Śledztwo pokaże, czy Rosjanie zafundowali Europie Brexit. Główny podejrzany mówi tylko o wódce
Brytyjska Komisja Wyborcza sprawdza, czy kampania brexitowa została sfinansowana zgodnie z prawem. Istnieją podejrzenia, że Rosja przyczyniła się do wyjścia Londynu z Unii Europejskiej. Główny podejrzany, Arron Banks, wszystkiemu zaprzecza i przyznaje się jedynie do picia wódki z Rosjanami.
Komisja Wyborcza od jakiegoś czasu bada czy antyunijna grupa Leave.EU, wspierana przez potentata ubezpieczeniowego Arrona Banksa, była finansowana zgodnie z prawem. Po doniesieniach o rosyjskim zaangażowaniu śledczy poszerzyli zakres swoich prac. Teraz planują zbadać również źródła pochodzenia pieniędzy.
Skomplikowana sieć powiązań finansowych dotyczy milionów funtów i obejmuje kilka firm w tym, kierowaną przez Banksa, spółkę BFTCL. Sam biznesmen udzielił trzech niekomercyjnych pożyczek organizacji Leave.EU o łącznej wartości 6 mln. funtów. Komisja nie formułuje żadnych zarzutów pod adresem Moskwy, jednak powszechnie uważa się, że Rosjanie mogli maczać w tym palce.
To nie spisek, tylko pijaństwo
Banks podkreśla, że oskarżenia o finansowanie Brexitu przez Rosjan to "kompletne bzdury". W oświadczeniu wysłanym pocztą elektroniczną biznesmen zaznaczył, że jego powiązania z Kremlem ograniczyły się do suto zakrapianego, sześciogodzinnego lunchu z ambasadorem Rosji, podczas którego panowie ogołocili restaurację z zapasów wódki i brandy. List kończy drobna złośliwość w postaci zangielszczonego życzenia "nastrovia".
Zakres śledztwa został poszerzony na wniosek Bena Bradshawa, parlamentarzysty Partii Pracy, który zwrócił uwagę rządu w Londynie na raport organizacji Open Democracy.

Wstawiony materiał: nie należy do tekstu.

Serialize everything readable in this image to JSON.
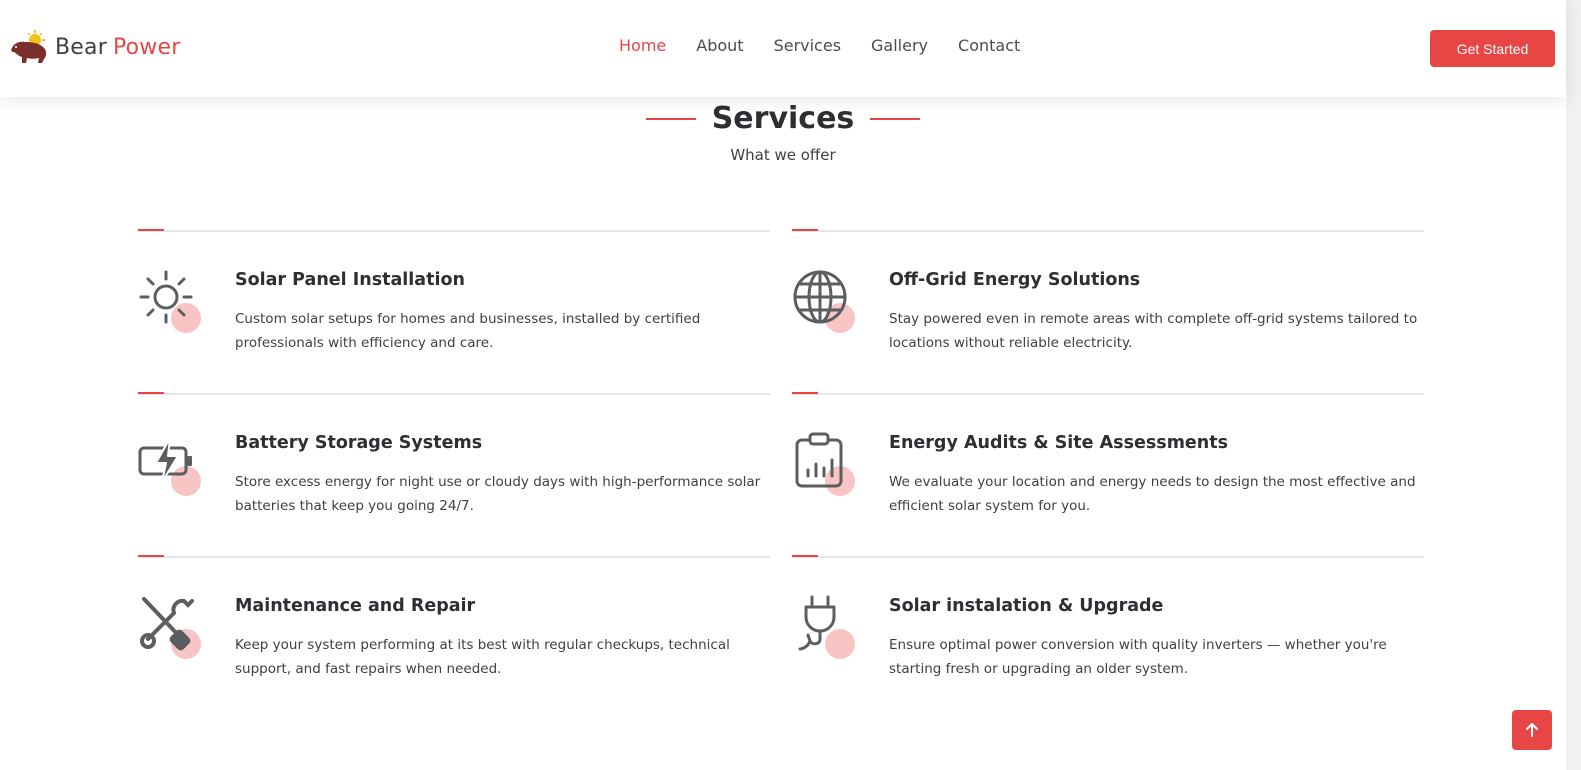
{
  "brand": {
    "name_part1": "Bear",
    "name_part2": "Power",
    "logo_icon": "bear-sun-logo",
    "accent_color": "#e84545"
  },
  "nav": {
    "items": [
      {
        "label": "Home",
        "active": true
      },
      {
        "label": "About",
        "active": false
      },
      {
        "label": "Services",
        "active": false
      },
      {
        "label": "Gallery",
        "active": false
      },
      {
        "label": "Contact",
        "active": false
      }
    ],
    "cta_label": "Get Started"
  },
  "section": {
    "title": "Services",
    "subtitle": "What we offer"
  },
  "services": [
    {
      "icon": "sun-icon",
      "title": "Solar Panel Installation",
      "description": "Custom solar setups for homes and businesses, installed by certified professionals with efficiency and care."
    },
    {
      "icon": "globe-icon",
      "title": "Off-Grid Energy Solutions",
      "description": "Stay powered even in remote areas with complete off-grid systems tailored to locations without reliable electricity."
    },
    {
      "icon": "battery-charging-icon",
      "title": "Battery Storage Systems",
      "description": "Store excess energy for night use or cloudy days with high-performance solar batteries that keep you going 24/7."
    },
    {
      "icon": "clipboard-chart-icon",
      "title": "Energy Audits & Site Assessments",
      "description": "We evaluate your location and energy needs to design the most effective and efficient solar system for you."
    },
    {
      "icon": "tools-icon",
      "title": "Maintenance and Repair",
      "description": "Keep your system performing at its best with regular checkups, technical support, and fast repairs when needed."
    },
    {
      "icon": "plug-icon",
      "title": "Solar instalation & Upgrade",
      "description": "Ensure optimal power conversion with quality inverters — whether you're starting fresh or upgrading an older system."
    }
  ],
  "back_to_top_icon": "arrow-up-icon"
}
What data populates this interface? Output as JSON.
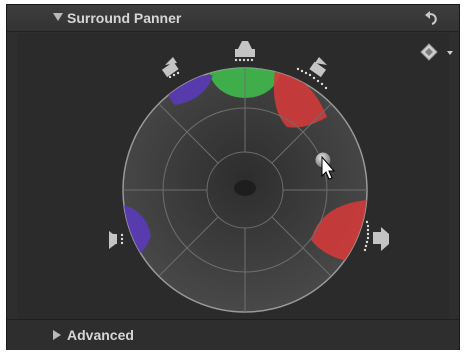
{
  "header": {
    "title": "Surround Panner"
  },
  "footer": {
    "advanced_label": "Advanced"
  },
  "colors": {
    "panel_bg": "#2e2e2e",
    "center_channel": "#3fb94a",
    "front_right_channel": "#d23a3a",
    "surround_right_channel": "#d23a3a",
    "front_left_channel": "#5a3bb8",
    "surround_left_channel": "#5a3bb8"
  },
  "icons": [
    "disclosure-triangle-icon",
    "reset-arrow-icon",
    "keyframe-diamond-icon",
    "dropdown-chevron-icon",
    "speaker-icon",
    "puck-handle",
    "mouse-cursor-icon"
  ]
}
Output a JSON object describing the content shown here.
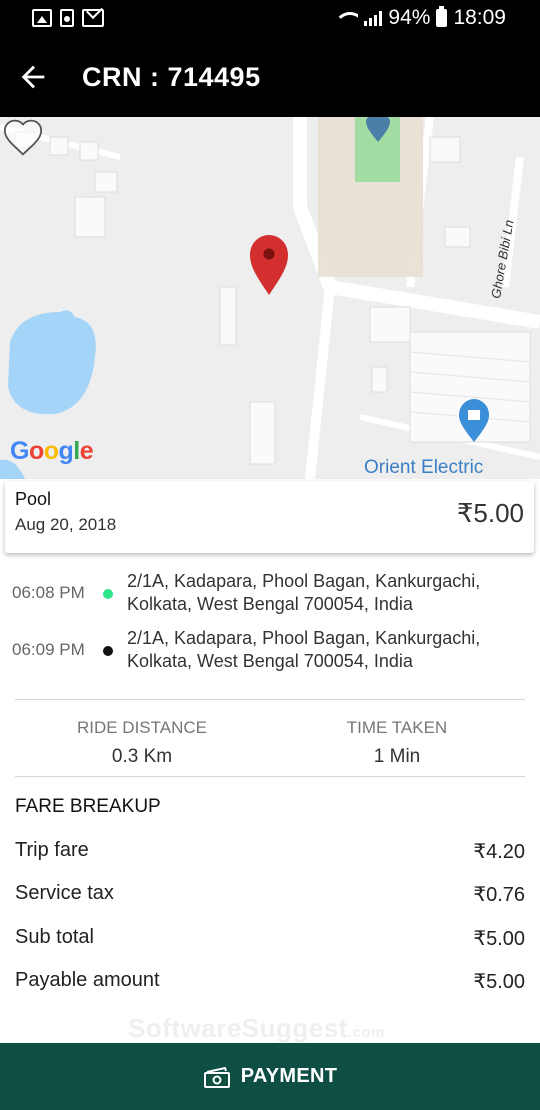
{
  "status_bar": {
    "battery": "94%",
    "time": "18:09",
    "icons": [
      "photo-icon",
      "camera-notification-icon",
      "mail-icon",
      "wifi-icon",
      "signal-icon",
      "battery-icon"
    ]
  },
  "app_bar": {
    "title": "CRN : 714495",
    "back_icon": "back-arrow-icon"
  },
  "map": {
    "provider": "Google",
    "poi_label": "Orient Electric",
    "road_label": "Ghore Bibi Ln",
    "icons": [
      "map-pin-icon",
      "favorite-heart-icon",
      "shop-marker-icon",
      "park-marker-icon"
    ]
  },
  "ride": {
    "type": "Pool",
    "date": "Aug 20, 2018",
    "amount": "₹5.00"
  },
  "stops": [
    {
      "time": "06:08 PM",
      "address": "2/1A, Kadapara, Phool Bagan, Kankurgachi, Kolkata, West Bengal 700054, India",
      "dot_color": "#2ee58a"
    },
    {
      "time": "06:09 PM",
      "address": "2/1A, Kadapara, Phool Bagan, Kankurgachi, Kolkata, West Bengal 700054, India",
      "dot_color": "#111111"
    }
  ],
  "stats": {
    "distance_label": "RIDE DISTANCE",
    "distance_value": "0.3 Km",
    "time_label": "TIME TAKEN",
    "time_value": "1 Min"
  },
  "fare": {
    "heading": "FARE BREAKUP",
    "rows": [
      {
        "label": "Trip fare",
        "value": "₹4.20"
      },
      {
        "label": "Service tax",
        "value": "₹0.76"
      },
      {
        "label": "Sub total",
        "value": "₹5.00"
      },
      {
        "label": "Payable amount",
        "value": "₹5.00"
      }
    ]
  },
  "watermark": {
    "brand": "SoftwareSuggest",
    "suffix": ".com"
  },
  "payment": {
    "label": "PAYMENT",
    "icon": "cash-icon"
  },
  "colors": {
    "primary": "#0e4e43",
    "pin": "#d32f2f",
    "water": "#a4d4f8",
    "park": "#a3dca2",
    "poi": "#3b7fc4"
  }
}
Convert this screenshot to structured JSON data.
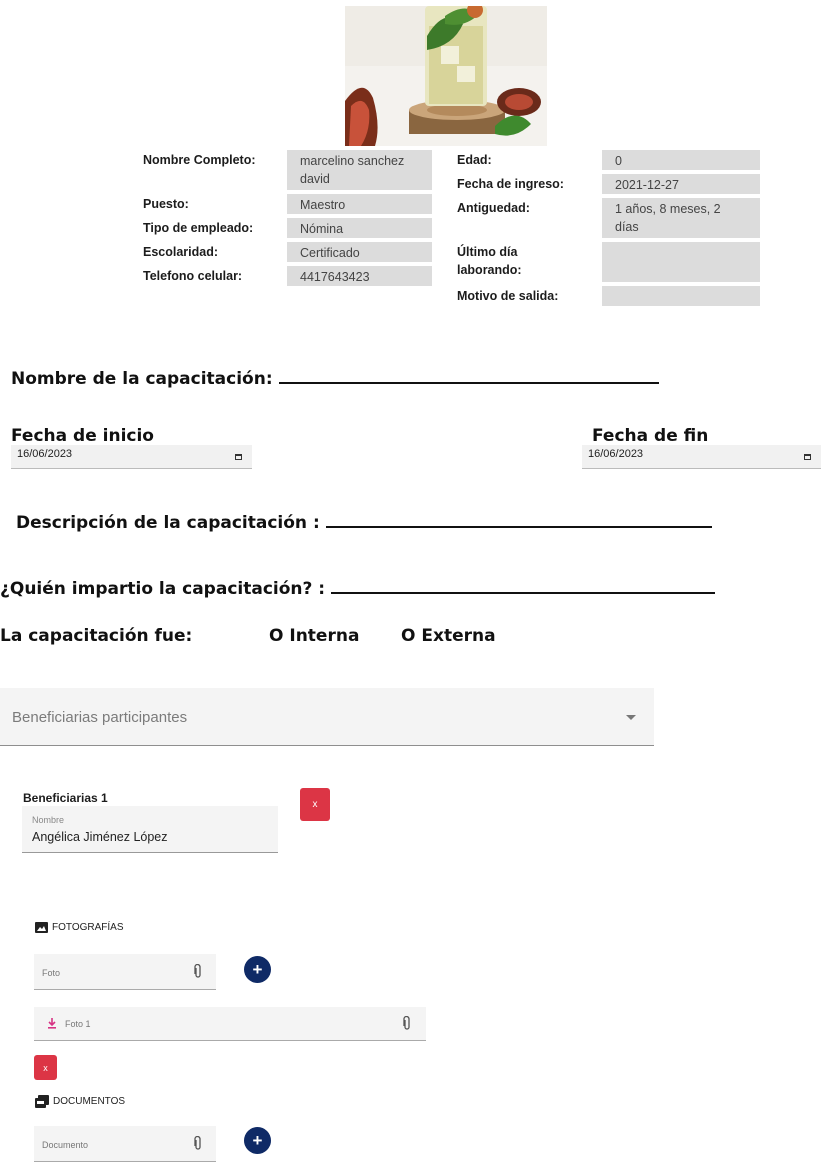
{
  "employee": {
    "fields_left": [
      {
        "label": "Nombre Completo:",
        "value": "marcelino sanchez david"
      },
      {
        "label": "Puesto:",
        "value": "Maestro"
      },
      {
        "label": "Tipo de empleado:",
        "value": "Nómina"
      },
      {
        "label": "Escolaridad:",
        "value": "Certificado"
      },
      {
        "label": "Telefono celular:",
        "value": "4417643423"
      }
    ],
    "fields_right": [
      {
        "label": "Edad:",
        "value": "0"
      },
      {
        "label": "Fecha de ingreso:",
        "value": "2021-12-27"
      },
      {
        "label": "Antiguedad:",
        "value": "1 años, 8 meses, 2 días"
      },
      {
        "label": "Último día laborando:",
        "value": ""
      },
      {
        "label": "Motivo de salida:",
        "value": ""
      }
    ]
  },
  "training": {
    "name_label": "Nombre de la capacitación:",
    "start_label": "Fecha de inicio",
    "start_value": "16/06/2023",
    "end_label": "Fecha de fin",
    "end_value": "16/06/2023",
    "description_label": "Descripción de la capacitación :",
    "who_label": "¿Quién impartio la capacitación? :",
    "type_label": "La capacitación fue:",
    "option_internal": "O Interna",
    "option_external": "O Externa"
  },
  "beneficiaries_select": {
    "placeholder": "Beneficiarias participantes"
  },
  "beneficiary": {
    "title": "Beneficiarias 1",
    "field_label": "Nombre",
    "field_value": "Angélica Jiménez López",
    "remove_label": "x"
  },
  "photos": {
    "title": "FOTOGRAFÍAS",
    "input_placeholder": "Foto",
    "file_name": "Foto 1",
    "remove_label": "x",
    "add_label": "+"
  },
  "documents": {
    "title": "DOCUMENTOS",
    "input_placeholder": "Documento",
    "add_label": "+"
  },
  "colors": {
    "red": "#dc3545",
    "navy": "#0f2a66",
    "field_bg": "#dcdcdc",
    "download_pink": "#d63384"
  },
  "icons": [
    "image-icon",
    "pdf-icon",
    "paperclip-icon",
    "calendar-icon",
    "download-icon",
    "caret-down-icon",
    "plus-icon"
  ]
}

Opozycyjny polityk podkreśla niejasne pochodzenie finansowania kampanii brexitowej. Bradshawa niepokoją także bliskie powiązania pomiędzy brytyjskim eurosceptykami a kampanią wyborczą Donalda Trumpa w USA, która miała znajdować się pod wpływem Moskwy. Symbolem tej współpracy jest zdjęcie Trumpa, Nigela Farage’a, ówczesnego lidera kampanii brexitowej i Banksa na tle złotych drzwi w jednym z wierzowców Trumpa.
Wszystko, co wiąże się z Brexitem budzi niepokój
Kontrowersje nie dotyczą jedynie wydarzeń sprzed referendum z 23 czerwca 2016 r., w którym Brytyjczycy zadecydowali o wyjściu z UE. Na zlecenie rządu brytyjscy eksperci opracowali 58 raportów na temat wpływu Brexitu na gospodarkę Zjednoczonego Królestwa. Rząd Theresy May utajnił dokumenty, lecz parlamentarzyści z Partii Pracy znaleźli procedurę sprzed 200 lat, dzięki której chcą doprowadzić do opublikowania danych wbrew woli ministrów.
– To może przebić ten złoty bąbel, ten balon ziemi obiecanej Brexitu – powiedziała Anna Soubry, parlamentarzystka Partii Konserwatywnej, która popiera pozostanie w UE. Według niej rząd po prostu boi się ujawnienia prawdy o konsekwencjach wyjścia z Unii Europejskiej.